With a nod to the bicentenary celebration of the birth of Robert Schumann, Eugene Gaub and violinist Andrew Jennings team up for a performance of that composers’ marvelously evocative Marchenbilder (Fairy Tales), Op. 113 on Sunday, June 6 at 7pm. Most of the music of English composer Rebecca Clarke (1886-1979) remained unpublished during her lifetime, but in the last decade there has been a revival of interest in her work; Gail Niwa, Nancy Gaub, and BPO principal cellist Roman Mekinulov perform her 1921 Trio for Piano, Violin, and Cello. To end the concert, BPO principal clarinetist John Fullam will join Jennings, Mekinulov, Niwa, and violist Donna Lorenzo in a performance of Mozart’s sublime Quintet for Clarinet and Strings, K.581.

On Saturday, June 12, at 8pm, Gaub returns as pianist along with violinist Rebekah Johnson and cellist Nancy Baun in Beethoven’s popular Trio in D for Piano, Violin, and Cello, Op. 70 (“The Ghost”). Nancy Gaub and Donna Lorenzo will join violinist Robert Hanford and cellist Scott Ballantyne in the most challenging work on the festival program, Bartok’s short 1927 String Quartet No. 3, Op. 85: The four-movement work, played without pause, uses a number of extended instrumental techniques. The programming of the Bartok is balanced out by Dvorak’s sunnier String Quartet in A-flat, Op. 105, with violinist Rebekah Johnson replacing Nancy Gaub.

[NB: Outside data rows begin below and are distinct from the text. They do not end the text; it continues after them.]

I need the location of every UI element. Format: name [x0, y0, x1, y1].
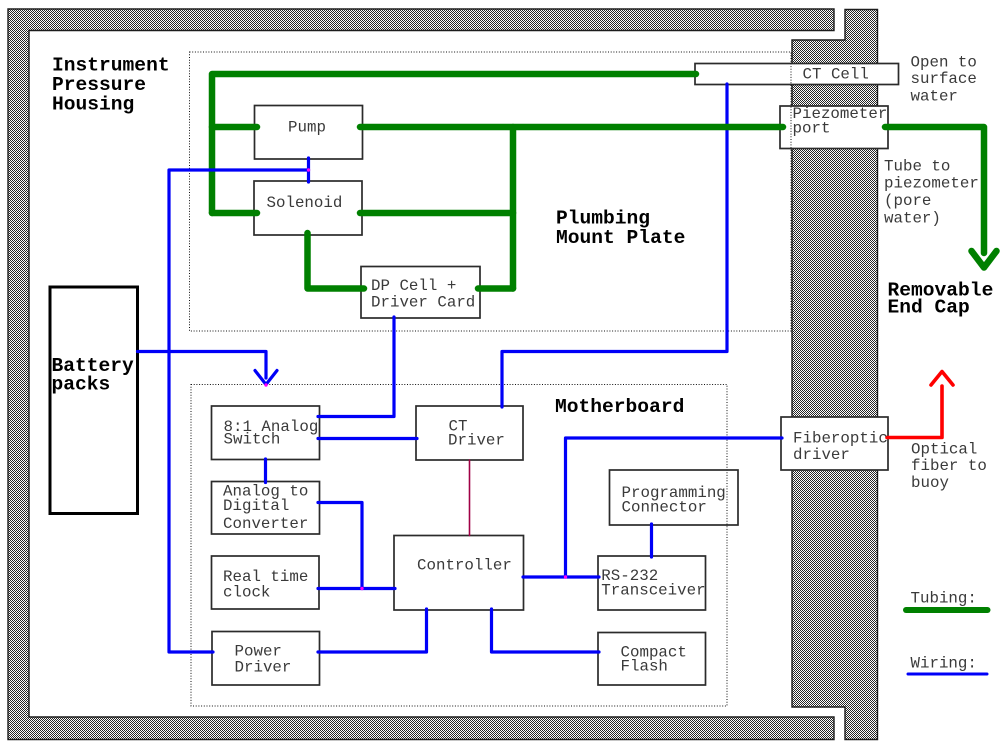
svg-text:Wiring:: Wiring: — [911, 655, 977, 673]
box: 8:1 analog switch — [212, 406, 320, 460]
wire: programming connector to rs-232 — [650, 524, 653, 557]
svg-text:Digital: Digital — [223, 497, 289, 515]
wire: pump/solenoid junction to power driver — [169, 170, 309, 652]
wire: controller net to fiberoptic driver — [566, 438, 783, 577]
svg-text:Housing: Housing — [52, 94, 134, 116]
node: fiberoptic tap — [564, 575, 567, 578]
wire: controller to power driver — [318, 609, 427, 652]
box: piezometer port — [780, 106, 888, 149]
tube: riser to solenoid inlet — [212, 210, 257, 217]
svg-text:surface: surface — [911, 70, 977, 88]
svg-text:port: port — [793, 120, 831, 138]
box: programming connector — [610, 470, 739, 525]
tube: dp cell outlet to branch — [478, 285, 513, 292]
tube: branch down to dp cell — [510, 127, 517, 289]
wire: legend wiring sample — [908, 673, 987, 676]
wire: ct cell to ct driver — [502, 84, 727, 407]
box: battery packs — [50, 287, 138, 514]
box: dp cell + driver card — [361, 267, 480, 319]
svg-text:Open to: Open to — [911, 54, 977, 72]
svg-text:Motherboard: Motherboard — [555, 396, 684, 418]
svg-text:clock: clock — [223, 584, 270, 602]
svg-text:Flash: Flash — [621, 657, 668, 675]
tube: manifold riser to ct cell — [212, 74, 696, 213]
wire: fiberoptic driver to buoy fiber — [887, 386, 942, 438]
wire arrowhead: optical fiber up — [931, 372, 953, 386]
svg-text:Driver: Driver — [235, 659, 292, 677]
svg-text:Transceiver: Transceiver — [601, 582, 705, 600]
svg-text:Fiberoptic: Fiberoptic — [793, 430, 888, 448]
node: adc tap on controller wire — [360, 587, 363, 590]
box: solenoid — [254, 181, 362, 235]
svg-text:driver: driver — [793, 446, 850, 464]
box: controller — [394, 536, 524, 611]
wire: ct driver to controller (sense line) — [469, 460, 471, 536]
box: ct driver — [416, 406, 523, 460]
svg-text:Tubing:: Tubing: — [911, 590, 977, 608]
wire: pump to solenoid — [307, 158, 310, 182]
svg-text:water: water — [911, 88, 958, 106]
svg-text:piezometer: piezometer — [884, 175, 979, 193]
tube: riser to pump inlet — [212, 124, 257, 131]
svg-text:Switch: Switch — [224, 431, 281, 449]
tube: pump outlet to piezometer port — [360, 124, 783, 131]
svg-text:water): water) — [884, 209, 941, 227]
box: power driver — [212, 632, 320, 686]
wire: switch to analog-digital converter — [264, 459, 267, 483]
svg-text:Controller: Controller — [417, 557, 512, 575]
node: pump/solenoid tap — [307, 168, 310, 171]
svg-text:Driver Card: Driver Card — [371, 294, 475, 312]
box: rs-232 transceiver — [598, 556, 706, 610]
removable end cap (hatched bar, right) — [792, 10, 878, 740]
wire: controller to compact flash — [492, 609, 600, 652]
svg-text:Mount Plate: Mount Plate — [556, 227, 685, 249]
tube: solenoid outlet to branch — [360, 210, 513, 217]
box: ct cell — [695, 64, 899, 85]
wire arrowhead: into motherboard — [255, 371, 277, 385]
svg-text:DP Cell +: DP Cell + — [371, 277, 456, 295]
svg-text:fiber to: fiber to — [911, 457, 987, 475]
motherboard (dotted outline) — [191, 385, 727, 707]
wire: real time clock to controller — [318, 587, 395, 590]
box: pump — [255, 106, 363, 160]
svg-text:packs: packs — [52, 374, 111, 396]
svg-text:Tube to: Tube to — [884, 157, 950, 175]
tube: legend tubing sample — [906, 607, 988, 613]
wire: dp cell to 8:1 analog switch — [318, 317, 394, 417]
wire: battery packs to motherboard (arrow run) — [138, 352, 267, 379]
svg-text:Optical: Optical — [911, 440, 977, 458]
box: compact flash — [598, 633, 706, 686]
svg-text:(pore: (pore — [884, 192, 931, 210]
svg-text:buoy: buoy — [911, 474, 949, 492]
svg-text:Driver: Driver — [448, 432, 505, 450]
svg-text:Connector: Connector — [622, 499, 707, 517]
plumbing mount plate (dotted outline) — [190, 52, 792, 331]
tube: piezometer port out through end cap — [885, 127, 984, 253]
wire: adc to controller wire junction — [318, 503, 362, 589]
svg-text:End Cap: End Cap — [888, 297, 970, 319]
tube arrowhead: to piezometer (pore water) — [972, 251, 997, 268]
wire: 8:1 analog switch to ct driver — [318, 437, 417, 440]
svg-text:Solenoid: Solenoid — [267, 194, 343, 212]
svg-text:Converter: Converter — [223, 515, 308, 533]
wire: controller to rs-232 transceiver — [523, 575, 599, 578]
svg-text:CT Cell: CT Cell — [803, 66, 869, 84]
box: analog to digital converter — [212, 482, 320, 535]
svg-text:Pump: Pump — [288, 119, 326, 137]
box: real time clock — [212, 556, 320, 609]
node: arrow tip at motherboard — [264, 383, 267, 386]
tube: solenoid to dp cell inlet — [308, 233, 365, 289]
box: fiberoptic driver — [781, 417, 888, 470]
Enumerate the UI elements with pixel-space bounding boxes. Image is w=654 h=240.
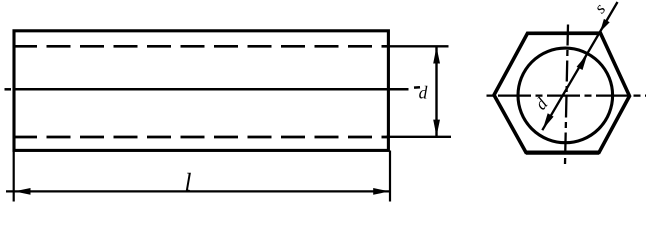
arrowhead d down [433, 120, 440, 137]
side view outline [14, 31, 388, 151]
arrowhead s at hexagon corner [600, 19, 610, 32]
hexagon vertical centerline [565, 25, 568, 165]
extension line d bottom [386, 136, 451, 138]
inscribed circle [518, 48, 613, 143]
dimension line L [6, 190, 390, 192]
hexagon bottom flat (heavier) [526, 151, 599, 155]
svg-text:s: s [590, 0, 609, 17]
svg-text:d: d [419, 82, 428, 102]
hexagon horizontal centerline [487, 94, 647, 96]
hidden line top [13, 45, 387, 48]
arrowhead d diagonal lower [543, 113, 554, 129]
dimension line d diagonal with s leader [542, 2, 617, 130]
hidden line bottom [13, 136, 387, 139]
hexagon outline [494, 33, 630, 152]
arrowhead d diagonal upper [577, 54, 588, 70]
arrowhead L left [14, 188, 30, 195]
axis centerline [5, 87, 421, 89]
extension line d top [382, 45, 449, 47]
extension line L left [13, 151, 15, 202]
dimension line d [435, 46, 437, 137]
svg-text:l: l [185, 170, 192, 197]
extension line L right [389, 151, 391, 202]
arrowhead d up [433, 47, 440, 64]
arrowhead L right [373, 188, 389, 195]
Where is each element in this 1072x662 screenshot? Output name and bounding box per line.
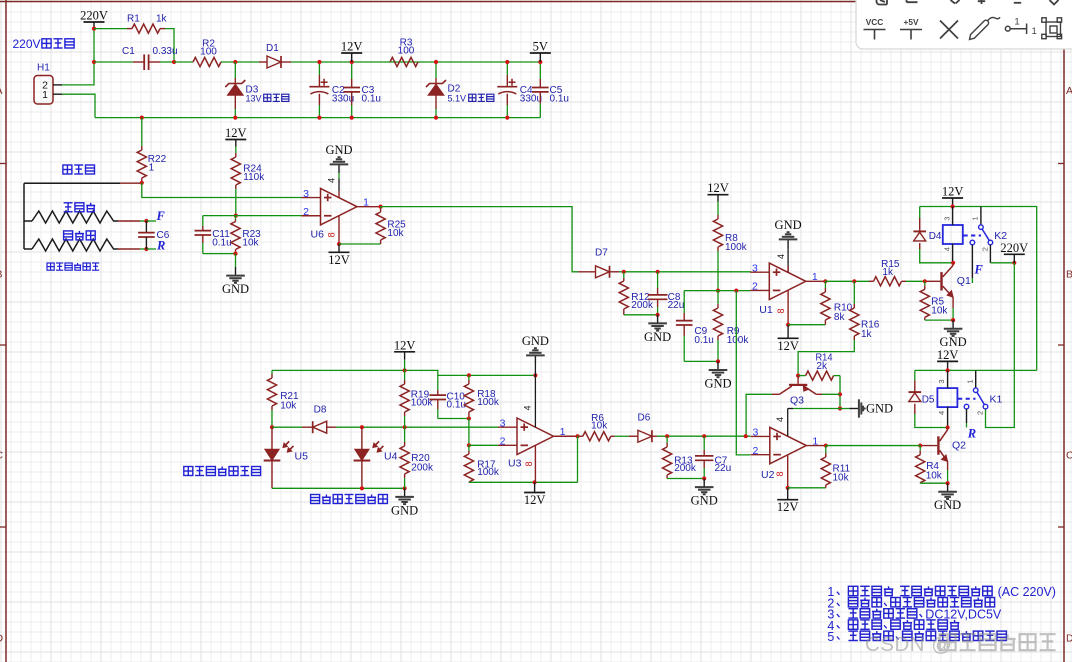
ground U6 pin4: [338, 164, 340, 173]
node Q3 base/R14: [796, 374, 800, 378]
node C3 top: [350, 60, 354, 64]
node junction 220V/R1: [92, 27, 96, 31]
resistor R23: [235, 216, 237, 220]
relay K1 switch: [975, 370, 977, 388]
svg-text:10k: 10k: [833, 472, 850, 483]
wire U1pin2 down to U2 pin2: [736, 291, 750, 455]
node U3 output: [575, 434, 579, 438]
resistor R13: [666, 436, 668, 443]
capacitor C11: [202, 216, 204, 226]
svg-text:10k: 10k: [591, 421, 608, 432]
svg-text:F: F: [156, 209, 166, 223]
ground R9: [717, 361, 719, 370]
node 12V rail: [403, 368, 407, 372]
toolbar icon no-connect X: [940, 21, 958, 39]
wire K1 top rail: [915, 369, 1037, 371]
wire H1 pin2 to 220V column: [62, 84, 95, 86]
wire R13 bottom: [667, 478, 704, 480]
toolbar icon group: [1042, 18, 1062, 39]
capacitor C10: [437, 375, 439, 390]
motor left bus black: [24, 183, 32, 249]
wire C11 bottom to R23: [203, 253, 236, 255]
wire pin8 to R25: [339, 243, 381, 245]
H1 pin 1 stub: [53, 93, 62, 95]
svg-text:100k: 100k: [725, 242, 748, 253]
resistor R1: [132, 24, 160, 33]
ground Q1: [952, 320, 954, 329]
svg-text:12V: 12V: [394, 338, 416, 352]
U6 pin4 wire to GND: [338, 173, 340, 179]
capacitor C3: [351, 62, 353, 79]
svg-text:2: 2: [981, 247, 990, 251]
resistor R22 body: [137, 150, 146, 178]
diode D1: [259, 61, 267, 63]
node D2 top: [434, 60, 438, 64]
resistor R5: [924, 281, 926, 285]
node U2 pin8: [786, 486, 790, 490]
wire C1 left: [94, 61, 133, 63]
svg-text:D: D: [1066, 633, 1072, 645]
svg-text:10k: 10k: [926, 470, 943, 481]
svg-text:GND: GND: [522, 334, 549, 348]
photodiode U5: [271, 427, 273, 449]
resistor R14 body: [806, 371, 834, 380]
svg-text:10k: 10k: [280, 400, 297, 411]
svg-text:4: 4: [523, 405, 533, 410]
resistor R25: [380, 207, 382, 208]
wire U6 out long: [381, 207, 578, 272]
node R18/C10 bottom: [467, 416, 471, 420]
node pin2/U2 branch: [734, 289, 738, 293]
svg-text:100k: 100k: [477, 467, 500, 478]
svg-text:D5: D5: [922, 395, 935, 406]
svg-text:0.1u: 0.1u: [694, 335, 713, 346]
svg-text:5V: 5V: [533, 40, 548, 54]
svg-text:U2: U2: [761, 469, 775, 481]
resistor R10: [824, 281, 826, 288]
capacitor C2 plates: [309, 86, 329, 88]
svg-text:R: R: [967, 427, 976, 441]
wire R14 right down: [839, 376, 841, 409]
node C3 bottom: [350, 116, 354, 120]
toolbar panel: [856, 0, 1072, 49]
node C10 row R18: [467, 373, 471, 377]
watermark CSDN: [865, 633, 1056, 656]
svg-text:8: 8: [775, 471, 785, 476]
node Q2 base: [918, 443, 922, 447]
node Q3 emitter wire: [744, 434, 748, 438]
svg-text:D7: D7: [595, 248, 608, 259]
flag 5V: [530, 52, 551, 54]
photo bottom rail: [272, 487, 405, 489]
svg-text:Q1: Q1: [957, 275, 971, 287]
resistor R4: [919, 446, 921, 451]
diode D4 symbol: [913, 230, 926, 232]
svg-text:2: 2: [976, 411, 985, 415]
node D3 top: [233, 60, 237, 64]
node C2 top: [317, 60, 321, 64]
svg-text:200k: 200k: [411, 462, 434, 473]
svg-text:A: A: [1066, 85, 1072, 97]
node pin4 row: [838, 406, 842, 410]
capacitor C3 plates: [343, 87, 360, 89]
flag 12V U2: [777, 499, 798, 501]
svg-text:8: 8: [327, 232, 337, 237]
svg-text:110k: 110k: [243, 172, 265, 183]
relay K1 coil box: [937, 388, 957, 407]
node U4 bottom: [360, 486, 364, 490]
resistor R17 body: [464, 454, 473, 482]
node R: [144, 247, 148, 251]
svg-text:12V: 12V: [524, 493, 546, 507]
svg-text:220V: 220V: [1000, 241, 1028, 255]
svg-text:2k: 2k: [816, 361, 828, 372]
svg-text:330u: 330u: [520, 93, 542, 104]
node C7 top: [702, 434, 706, 438]
svg-text:Q2: Q2: [952, 440, 966, 452]
svg-text:K1: K1: [990, 394, 1003, 406]
svg-text:1: 1: [812, 271, 818, 283]
sheet border left: [5, 0, 7, 662]
node 220V: [1012, 261, 1016, 265]
svg-text:VCC: VCC: [866, 17, 884, 27]
toolbar icon net label: [1005, 26, 1010, 31]
capacitor C1: [133, 61, 144, 63]
resistor R15 body: [874, 277, 902, 286]
resistor R22: [141, 118, 143, 146]
op-amp U6 triangle: [321, 188, 358, 225]
node K2 coil bottom / Q1 collector: [951, 261, 955, 265]
svg-text:2: 2: [752, 445, 758, 457]
resistor R16 body: [850, 308, 859, 336]
ground Q3/U2 pin4: [850, 408, 859, 410]
wire U1 pin2 row: [684, 290, 750, 292]
node R1/C1 junction: [172, 60, 176, 64]
node R16 top: [852, 279, 856, 283]
svg-text:10k: 10k: [931, 306, 948, 317]
svg-text:Q3: Q3: [790, 394, 804, 406]
capacitor C6 plates: [138, 232, 155, 234]
svg-text:12V: 12V: [225, 126, 247, 140]
svg-text:12V: 12V: [777, 339, 799, 353]
node C4 bottom: [505, 116, 509, 120]
wire Q3 emitter to U2 pin3: [746, 394, 772, 436]
K2 throw F lead: [971, 245, 973, 278]
ground R12/C8: [657, 315, 659, 324]
resistor R4 body: [916, 455, 925, 483]
wire C9 bottom to R9: [684, 360, 718, 362]
flag 12V U3: [524, 492, 545, 494]
svg-text:100: 100: [398, 46, 415, 57]
svg-text:0.1u: 0.1u: [550, 93, 569, 104]
svg-text:U6: U6: [311, 229, 325, 241]
wire R17 bottom row: [469, 481, 578, 483]
node U1 pin8: [786, 323, 790, 327]
svg-text:+5V: +5V: [904, 17, 919, 27]
label 公共端: [63, 165, 95, 174]
resistor R20 body: [400, 446, 409, 474]
svg-text:22u: 22u: [715, 463, 732, 474]
svg-text:A: A: [0, 85, 3, 97]
node pin2: [467, 443, 471, 447]
svg-text:B: B: [1066, 269, 1072, 281]
flag 12V K2: [942, 197, 963, 199]
node Q1 emitter gnd: [951, 318, 955, 322]
svg-text:F: F: [974, 263, 984, 277]
flag 12V U1: [778, 337, 799, 339]
resistor R18: [468, 375, 470, 380]
svg-text:1: 1: [42, 89, 48, 101]
photodiode U4: [361, 427, 363, 449]
diode D5: [914, 370, 916, 380]
op-amp U1 triangle: [769, 263, 806, 300]
node C4 top: [505, 60, 509, 64]
svg-text:8k: 8k: [834, 312, 846, 323]
svg-text:GND: GND: [644, 330, 671, 344]
node pin4 top: [533, 373, 537, 377]
wire pin8 to R10: [788, 324, 825, 326]
resistor R18 body: [464, 384, 473, 412]
svg-text:U3: U3: [508, 458, 522, 470]
svg-text:1k: 1k: [861, 329, 873, 340]
wire F stub: [146, 220, 156, 222]
node Q2 emitter gnd: [946, 481, 950, 485]
diode D5 symbol: [909, 391, 922, 393]
svg-text:0.1u: 0.1u: [362, 93, 381, 104]
svg-text:GND: GND: [704, 376, 731, 390]
wire U6 pin2 row: [203, 215, 302, 217]
svg-text:H1: H1: [37, 63, 50, 74]
svg-text:1: 1: [363, 196, 369, 208]
diode D4: [919, 207, 921, 219]
resistor R24: [235, 147, 237, 154]
connector H1: [34, 76, 53, 105]
node K1 coil top: [946, 368, 950, 372]
svg-text:C6: C6: [157, 230, 170, 241]
svg-text:8: 8: [524, 461, 534, 466]
svg-text:2: 2: [752, 281, 758, 293]
K2 throw 220V lead: [989, 245, 991, 263]
H1 pin 2 stub: [53, 84, 62, 86]
svg-text:4: 4: [327, 178, 337, 183]
node C5 top: [538, 60, 542, 64]
svg-text:1: 1: [1014, 17, 1019, 28]
svg-text:GND: GND: [934, 498, 961, 512]
resistor R21: [271, 370, 273, 374]
wire pin2 row: [469, 444, 498, 446]
wire U1 out to R15: [825, 280, 869, 282]
wire R stub: [146, 248, 156, 250]
diode D7: [578, 271, 596, 273]
resistor R19 body: [400, 384, 409, 412]
resistor R20: [404, 427, 406, 442]
resistor R8: [717, 202, 719, 215]
wire C5 bottom corner: [539, 104, 541, 118]
U6 pin8: [338, 216, 340, 244]
svg-text:1k: 1k: [882, 267, 894, 278]
resistor R23 body: [231, 222, 240, 250]
node R23 bottom: [233, 252, 237, 256]
svg-text:5.1V: 5.1V: [448, 94, 467, 104]
photodiode U4 symbol: [355, 450, 369, 461]
capacitor C8: [657, 272, 659, 288]
resistor R12 body: [619, 281, 628, 309]
ground U1 pin4: [787, 239, 789, 248]
wire bottom rail: [95, 117, 540, 119]
svg-text:1: 1: [560, 426, 566, 438]
wire R5 bottom: [925, 319, 953, 321]
wire node to U2 pin4: [793, 408, 840, 410]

The festival concludes Sunday, June 13 at 7pm in Baker Memorial Methodist Church, when Falletta (guitar) joins her husband, Robert Alemany (clarinet), and Deborah Cross (flute) in an arrangement, by another hand, of one of Beethoven’s early successes, the Trio in D, Op. 8 (“Serenade”), originally composed for violin, viola and cello. Viennese society around this time was guitar-mad, and Falletta and Alemany have recorded this version of the work on their Koch label CD release, The Viennese Guitar. BPO associate concertmaster Amy Glidden and Andrea Cone team up in Darius Milhaud’s pungent Sonatina for Two Violins, Op. 221, with its lovely barcarolle middle movement. And, in a nice example of programming symmetry, the festival ends as it began, with one of Bach’s Brandenburg Concertos, the time the No. 5 in D major, BMW 1050.